México, con sus tres Constituciones (cuatro si sumamos las Siete Leyes de 1836), es sólo una excepción en apariencia. Nuestros regímenes autoritarios más prolongados se respaldaron, modificándolas a placer, en las cartas de 1857 y 1917. Nuestra centenaria y vigente Constitución ha sido sometida, primero por el Priato y después por los políticos de la alternancia, a una serie tal de operaciones a corazón abierto, manitas de gato, cirugías plásticas y liposucciones, que el texto original, para bien y para mal, sería irreconocible para los constituyentes de Querétaro. Tan es así que los juristas Diego Valadés y Héctor Fix Zamudio “reordenaron y consolidaron”, recientemente, nuestra Carta Magna. Su propósito es que, no digamos los ciudadanos, sino los propios legisladores, puedan transitar, desbrozando artículos estorbosos y reglamentos pantanosos, por esa selva. Pedro Salazar recordaba en estas páginas, por ejemplo, que el artículo 41, en 1917, tenía 63 palabras y hoy más de cuatro mil.

Esa manía de legislar, desde Cádiz hasta la novísima Constitución chilanga de 2017, refleja una idea inquisitorial de la ley. Desde ese desdén mayestático, una carta constitucional no es un procedimiento destinado a establecer mecanismos de convivencia social sino una utopía en acto donde, lejos de contemplarse cómo es el mundo, se consigna cómo debe de ser. Por ello, como el Santo Oficio, nuestras Constituciones monopolizan no sólo la autoridad, sino el privilegio del poder al ejercicio de la benevolencia.

Así, la Constitución de la CDMX refleja, por escrito, la jubilosa autoestima de la izquierda que nos ha gobernado desde hace casi veinte años. Lo digo sin acritud: el PRD, sobre todo el de Marcelo Ebrard, le dio nuevos y refrescantes aires a la urbe sin necesidad de constitucionalizar su gobernanza. Las grandes ciudades suelen ser mejor administradas por la izquierda que por la derecha.

¿Llegará la autoestima constitucional de nuestros políticos y su compulsión por legislar a la convocatoria y al diseño de una nueva constitución que le haga las honras fúnebres a la del 1917 dándole si no cristiana al menos masónica sepultura? No lo creo. No por ahora. Nuestra actual clase política, dividida en tres partidos hegemónicos, está muy cómoda, generosamente unida por el erario y feliz con la alternancia que renueva poderes y canonjías cada año en estados y municipios.

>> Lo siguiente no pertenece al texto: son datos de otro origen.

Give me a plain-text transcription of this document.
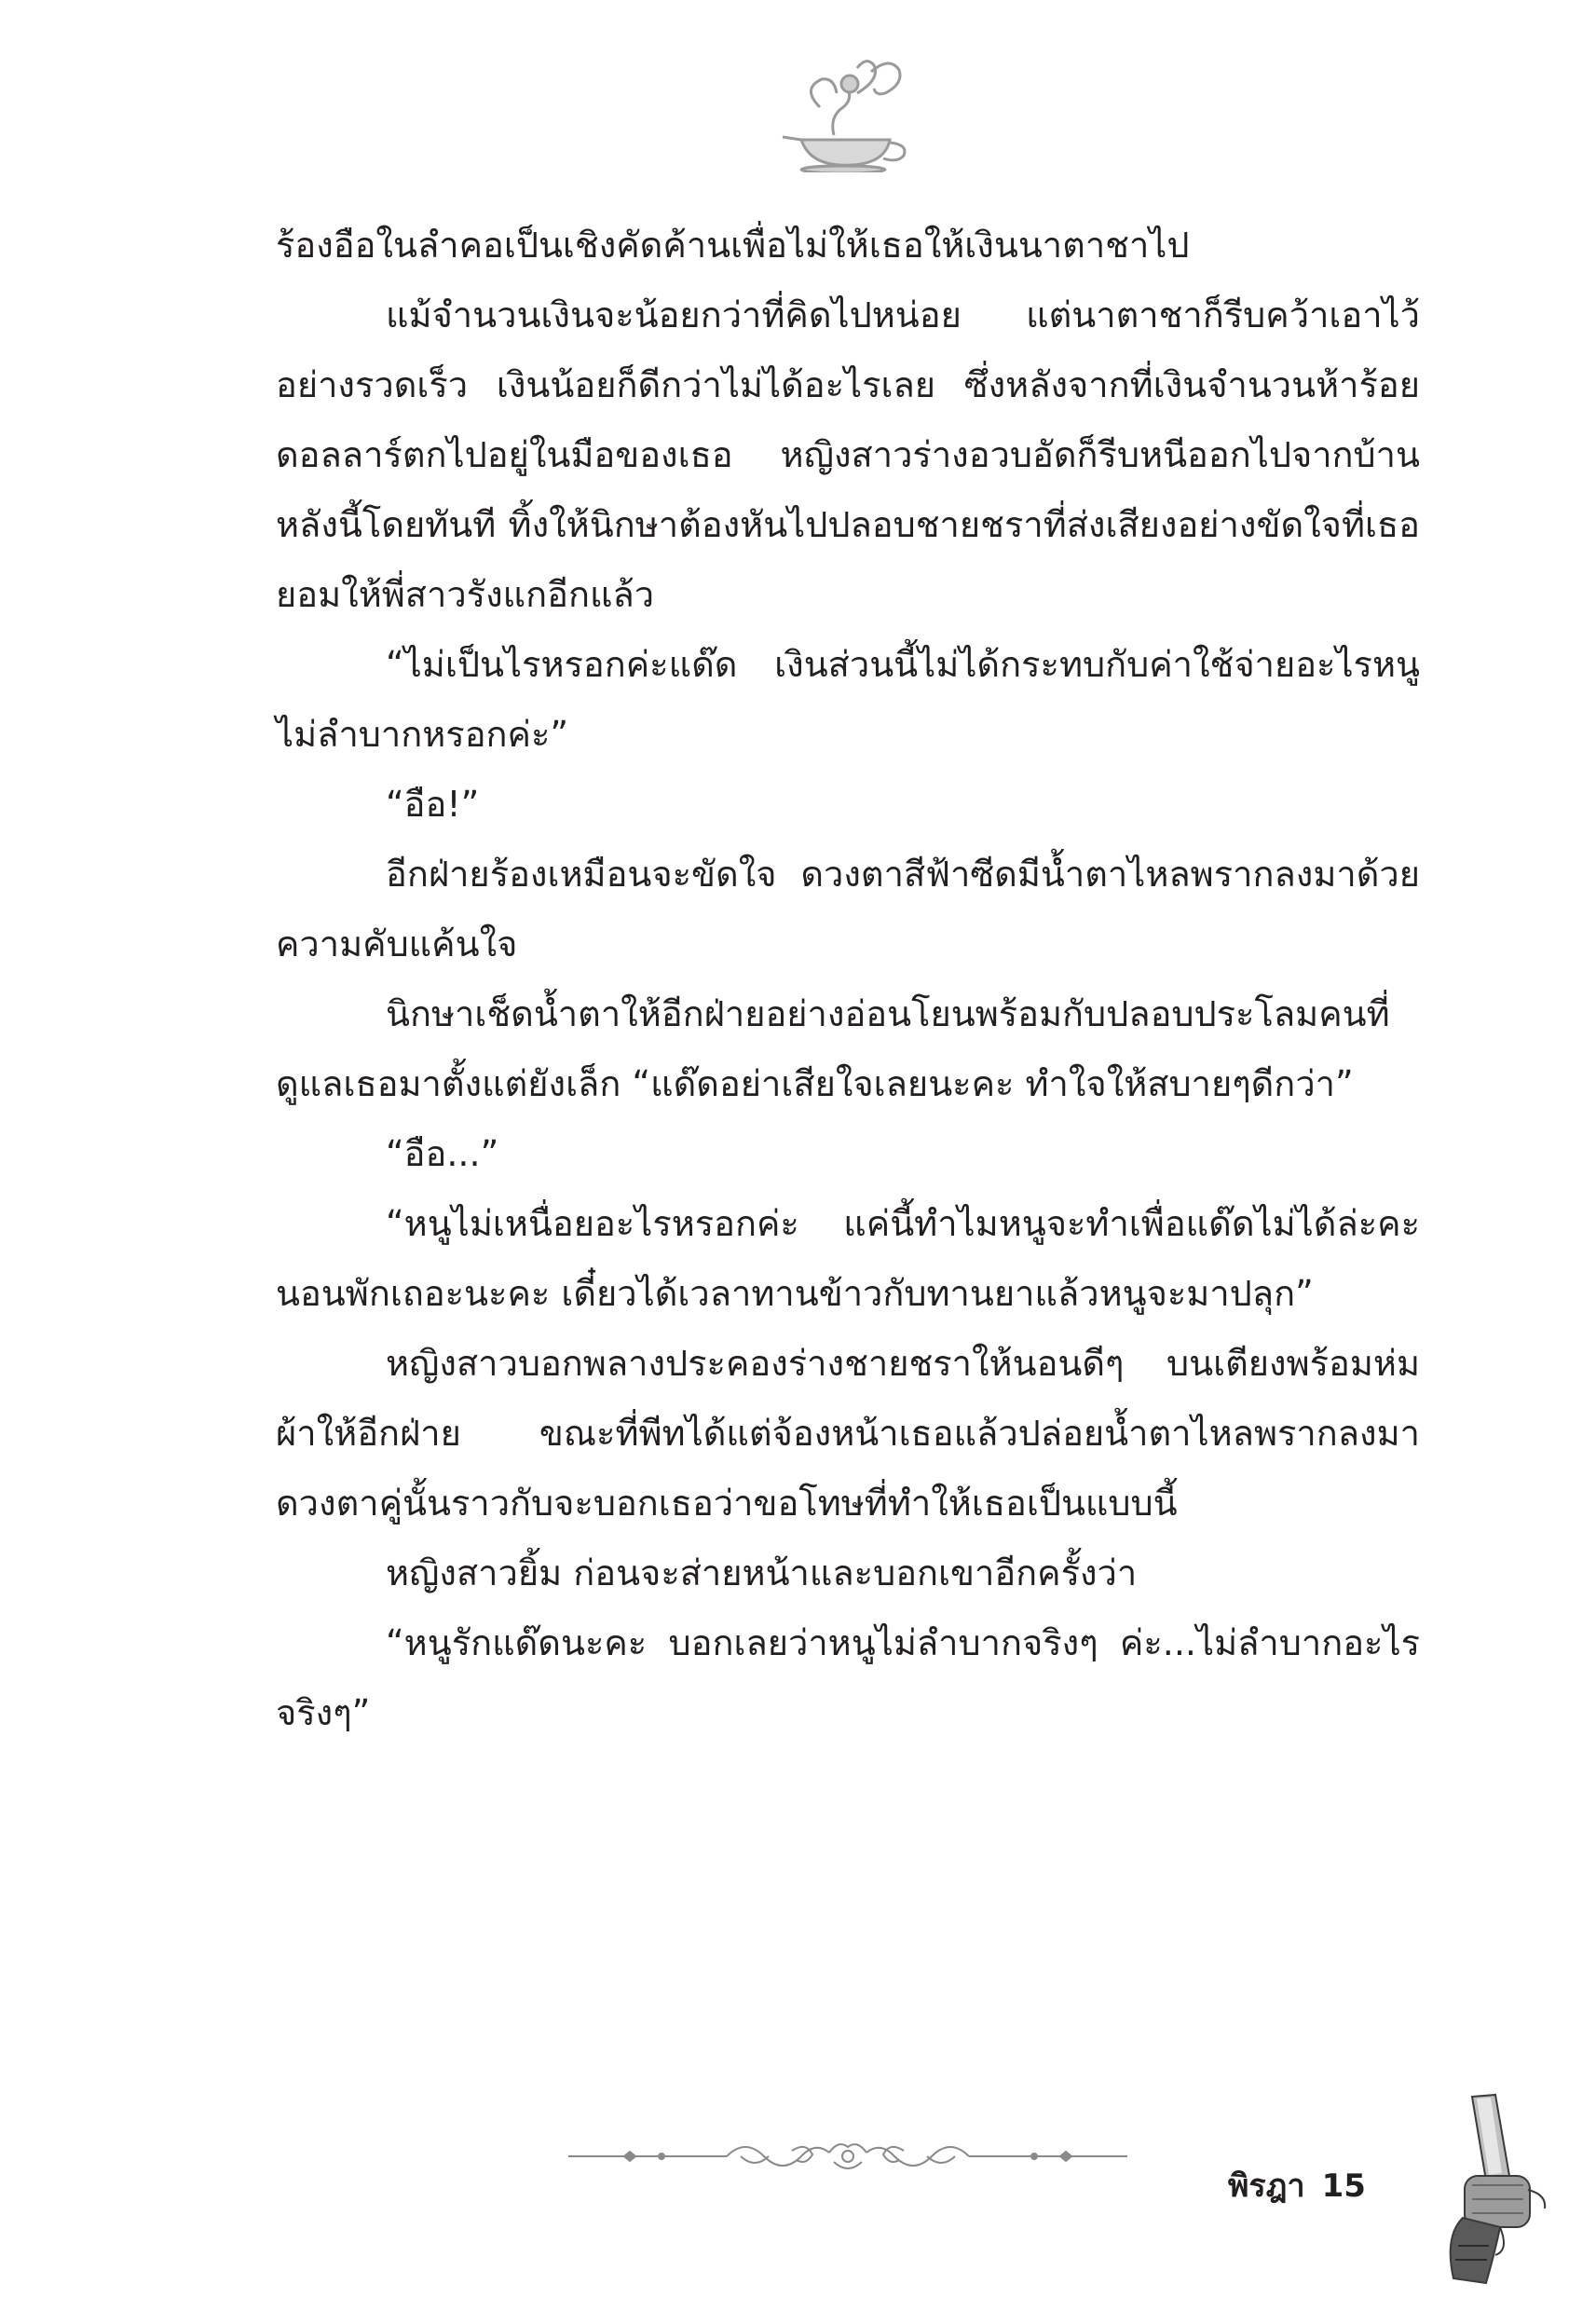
ร้องอือในลำคอเป็นเชิงคัดค้านเพื่อไม่ให้เธอให้เงินนาตาชาไป

แม้จำนวนเงินจะน้อยกว่าที่คิดไปหน่อย แต่นาตาชาก็รีบคว้าเอาไว้อย่างรวดเร็ว เงินน้อยก็ดีกว่าไม่ได้อะไรเลย ซึ่งหลังจากที่เงินจำนวนห้าร้อยดอลลาร์ตกไปอยู่ในมือของเธอ หญิงสาวร่างอวบอัดก็รีบหนีออกไปจากบ้านหลังนี้โดยทันที ทิ้งให้นิกษาต้องหันไปปลอบชายชราที่ส่งเสียงอย่างขัดใจที่เธอยอมให้พี่สาวรังแกอีกแล้ว

“ไม่เป็นไรหรอกค่ะแด๊ด เงินส่วนนี้ไม่ได้กระทบกับค่าใช้จ่ายอะไรหนูไม่ลำบากหรอกค่ะ”

“อือ!”

อีกฝ่ายร้องเหมือนจะขัดใจ ดวงตาสีฟ้าซีดมีน้ำตาไหลพรากลงมาด้วยความคับแค้นใจ

นิกษาเช็ดน้ำตาให้อีกฝ่ายอย่างอ่อนโยนพร้อมกับปลอบประโลมคนที่ดูแลเธอมาตั้งแต่ยังเล็ก “แด๊ดอย่าเสียใจเลยนะคะ ทำใจให้สบายๆดีกว่า”

“อือ...”

“หนูไม่เหนื่อยอะไรหรอกค่ะ แค่นี้ทำไมหนูจะทำเพื่อแด๊ดไม่ได้ล่ะคะ นอนพักเถอะนะคะ เดี๋ยวได้เวลาทานข้าวกับทานยาแล้วหนูจะมาปลุก”

หญิงสาวบอกพลางประคองร่างชายชราให้นอนดีๆ บนเตียงพร้อมห่มผ้าให้อีกฝ่าย ขณะที่พีทได้แต่จ้องหน้าเธอแล้วปล่อยน้ำตาไหลพรากลงมา ดวงตาคู่นั้นราวกับจะบอกเธอว่าขอโทษที่ทำให้เธอเป็นแบบนี้

หญิงสาวยิ้ม ก่อนจะส่ายหน้าและบอกเขาอีกครั้งว่า

“หนูรักแด๊ดนะคะ บอกเลยว่าหนูไม่ลำบากจริงๆ ค่ะ...ไม่ลำบากอะไรจริงๆ”

พิรฎา 15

Una nueva Constitución debería dinamitar la jauja federalista que alienta el transformismo de los gobernadores en virreyes cleptomaníacos, desmantelar el vetusto municipalismo de 1917 contrario a todo esfuerzo federal para combatir el crimen, fijar la segunda vuelta en la Presidencia lo mismo que en el Congreso, respaldar gobiernos de coalición con sólidas mayorías parlamentarias, así como despenalizar por completo las drogas en aras de la salud de los mexicanos y de su seguridad. Debería ser ajena también esa Constitución, pues soñar no cuesta nada, a la tentación del referéndum y la revocación, instrumentos favoritos de los demagogos y de los dictadores. Pero todo eso es mucho paquete para nuestros políticos. Estamos ante una clase política que no sufre una verdadera crisis histórica desde la provocada por el asesinato del general Obregón en La Bombilla, en 1928.